Basta ya de tanta reflexión bonita y procedamos apresuradamente a preguntarnos lo siguiente: ¿Qué sentido tiene, cuál es la intención, para qué se le entrega, a un infante, un dispositivo móvil? Pues bien amigos míos, el acto de entregar este narcótico de dopamina a un niño se sustenta en la necesidad de muchísimos padres de mantenerlo entretenido para así no proveer del insumo fundamental de la interacción humana.
En lugar de dedicar tiempo a formarlo, a dialogar o simplemente estar presentes y atentos con el niño, muchos recurren a la tecnología como una manera rápida y fácil de “calmar” la inquietud infantil. Este comportamiento puede ser interpretado como una clara señal de desinterés en las experiencias y necesidades reales del infante, dejando de lado la oportunidad de desarrollar un vínculo mucho más profundo y significativo.

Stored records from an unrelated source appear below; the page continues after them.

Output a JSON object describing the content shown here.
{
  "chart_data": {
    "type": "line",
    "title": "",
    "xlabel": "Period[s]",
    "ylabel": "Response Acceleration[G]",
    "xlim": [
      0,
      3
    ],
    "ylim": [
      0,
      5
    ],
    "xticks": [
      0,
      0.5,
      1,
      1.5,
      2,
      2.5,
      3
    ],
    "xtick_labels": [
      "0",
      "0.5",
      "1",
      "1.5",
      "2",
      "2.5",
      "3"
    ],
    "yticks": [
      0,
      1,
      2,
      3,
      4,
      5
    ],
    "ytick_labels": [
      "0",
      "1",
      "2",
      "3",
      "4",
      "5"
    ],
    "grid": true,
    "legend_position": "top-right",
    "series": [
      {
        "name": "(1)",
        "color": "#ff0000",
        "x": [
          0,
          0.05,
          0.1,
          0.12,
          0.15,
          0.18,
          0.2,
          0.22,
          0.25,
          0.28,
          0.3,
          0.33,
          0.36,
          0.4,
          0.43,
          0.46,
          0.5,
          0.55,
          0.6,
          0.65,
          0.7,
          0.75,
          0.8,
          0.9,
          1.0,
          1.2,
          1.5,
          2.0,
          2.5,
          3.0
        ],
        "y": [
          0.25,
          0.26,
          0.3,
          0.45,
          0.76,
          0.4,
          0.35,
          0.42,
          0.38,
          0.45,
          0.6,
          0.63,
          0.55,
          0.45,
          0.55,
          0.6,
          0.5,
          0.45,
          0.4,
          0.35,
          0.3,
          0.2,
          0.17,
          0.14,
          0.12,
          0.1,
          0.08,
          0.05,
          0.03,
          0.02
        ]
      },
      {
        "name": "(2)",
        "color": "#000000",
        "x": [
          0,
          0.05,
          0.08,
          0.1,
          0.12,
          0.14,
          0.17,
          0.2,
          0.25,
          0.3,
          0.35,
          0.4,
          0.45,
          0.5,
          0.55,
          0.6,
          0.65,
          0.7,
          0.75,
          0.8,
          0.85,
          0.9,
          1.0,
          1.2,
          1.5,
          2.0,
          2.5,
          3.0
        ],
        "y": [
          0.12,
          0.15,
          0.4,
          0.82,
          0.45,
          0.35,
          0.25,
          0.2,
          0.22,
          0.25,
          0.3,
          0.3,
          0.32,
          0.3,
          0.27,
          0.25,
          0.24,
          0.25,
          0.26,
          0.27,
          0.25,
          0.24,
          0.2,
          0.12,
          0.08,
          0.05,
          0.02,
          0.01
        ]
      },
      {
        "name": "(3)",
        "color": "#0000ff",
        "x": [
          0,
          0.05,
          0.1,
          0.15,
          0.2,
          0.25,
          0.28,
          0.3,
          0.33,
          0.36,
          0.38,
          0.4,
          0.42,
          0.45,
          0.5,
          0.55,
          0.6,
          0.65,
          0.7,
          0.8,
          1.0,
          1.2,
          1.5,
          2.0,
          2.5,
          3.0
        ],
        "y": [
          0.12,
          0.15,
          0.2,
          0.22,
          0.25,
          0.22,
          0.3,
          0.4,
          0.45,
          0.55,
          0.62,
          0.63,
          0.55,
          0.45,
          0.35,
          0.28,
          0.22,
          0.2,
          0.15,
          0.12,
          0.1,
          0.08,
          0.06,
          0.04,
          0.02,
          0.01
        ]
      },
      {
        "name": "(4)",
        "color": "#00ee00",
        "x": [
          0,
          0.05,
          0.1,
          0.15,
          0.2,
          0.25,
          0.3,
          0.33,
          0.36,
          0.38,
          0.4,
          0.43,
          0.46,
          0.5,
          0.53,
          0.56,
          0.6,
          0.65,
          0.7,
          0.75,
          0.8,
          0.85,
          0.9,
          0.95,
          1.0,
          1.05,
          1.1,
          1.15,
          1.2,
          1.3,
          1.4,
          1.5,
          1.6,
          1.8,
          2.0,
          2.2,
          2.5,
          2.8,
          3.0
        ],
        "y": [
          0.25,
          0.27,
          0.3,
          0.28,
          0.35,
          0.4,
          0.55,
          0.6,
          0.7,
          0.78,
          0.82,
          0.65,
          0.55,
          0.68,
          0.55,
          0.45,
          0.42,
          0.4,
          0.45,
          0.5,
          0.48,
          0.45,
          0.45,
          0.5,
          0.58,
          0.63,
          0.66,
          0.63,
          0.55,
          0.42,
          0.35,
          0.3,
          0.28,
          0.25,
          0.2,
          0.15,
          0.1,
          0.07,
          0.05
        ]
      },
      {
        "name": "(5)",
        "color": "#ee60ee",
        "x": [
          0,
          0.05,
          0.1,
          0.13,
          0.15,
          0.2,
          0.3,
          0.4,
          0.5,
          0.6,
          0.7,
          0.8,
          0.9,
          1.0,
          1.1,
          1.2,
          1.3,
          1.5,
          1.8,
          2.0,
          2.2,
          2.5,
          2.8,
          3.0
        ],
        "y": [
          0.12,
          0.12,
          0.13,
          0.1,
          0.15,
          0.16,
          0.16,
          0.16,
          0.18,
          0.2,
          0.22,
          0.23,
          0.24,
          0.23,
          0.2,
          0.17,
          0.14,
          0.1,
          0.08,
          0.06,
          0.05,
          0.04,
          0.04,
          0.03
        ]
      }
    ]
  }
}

Este problema es global y responde, en términos psicológicos, a la falta de interacción significativa entre padres e hijos que termina mostrando consecuencias a corto y largo plazo en el desarrollo emocional, intelectual y social del niño.
En este sentido, el psicólogo John Bowlby (1907-1990), en su ‘Teoría del apego’, hace hincapié en la importancia de la presencia y la atención de los padres para el desarrollo de un apego seguro, que es esencial para la salud emocional del infante. El uso excesivo, e innecesario, del dispositivo móvil puede interrumpir este proceso, creando una distancia emocional que lleva directamente a problemas de confianza y seguridad del sujeto a lo largo de su vida.
"La disponibilidad de una figura de apego que sea sensible y responsiva a las necesidades de un niño proporciona la base para el desarrollo de la seguridad y la confianza en uno mismo" (Attachment and Loss, 1982, p. 201).
Retornando a Rousseau, en la obra precitada, advierte de los peligros que acarrea delegar la responsabilidad parental en terceros o, peor, en objetos. Aunque en su tiempo esto se refería más bien a la delegación en criados o tutores, la idea puede tranquilamente extrapolarse a la actualidad, donde el teléfono celular se termina convirtiendo en un ‘tutor digital’ nefasto.
Recordemos que para Rousseau es fundamental una educación que esté directamente ligada al amor y a la atención personal, donde el padre o la madre sean los principales responsables de guiar al niño en su desarrollo: al entregar un dispositivo en lugar de interactuar como seres humanos normales, los padres están, en cierto modo, renunciando a su papel activo en la educación y el desarrollo de la personita que decidieron traer al mundo.
Como podrán apreciar, caros lectores, el problema del desinterés colisiona con el beneficio del amor auténtico de la crianza responsable ya que, en el acto mismo de la entrega del móvil se está abriendo la puerta a problemas de atención, dificultades para establecer vínculos sociales normales y cordiales y, lo que es peor, se está creando una adicción temprana a la tecnología.
Además, el niño, que no es estúpido por naturaleza, sino que es idiotizado por su entorno, se puede dar cuenta o puede internalizar la idea de que su presencia es una molestia, lo cual puede afectar seriamente su autoestima y la percepción de su valor en la relación con sus padres en la niñez, pero con el mundo en su adultez: después se burlan y se asombran cuando los llaman “generación de cristal”, ¿por qué será, no?
Complementariamente a esto, el filósofo Martin Buber (1878-1965), en su obra ‘Yo y tú’ (1923), destacó la importancia del encuentro genuino entre dos personas, lo que él llama la relación ‘Yo-Tú’, en contraste con la relación ‘Yo-Eso’, donde el otro es visto como objeto (ente-útil), objeto o herramienta.
Al tratar al niño como un problema a ser resuelto mediante la tecnología, se establece una relación fría y triste de esclavitud ‘Yo-Eso’, donde el niño no es visto como un ser humano en sí, con necesidades y emociones propias, sino como un obstáculo a ser gestionado por sujetos patéticos que tienen hijos y no saben para qué los tienen.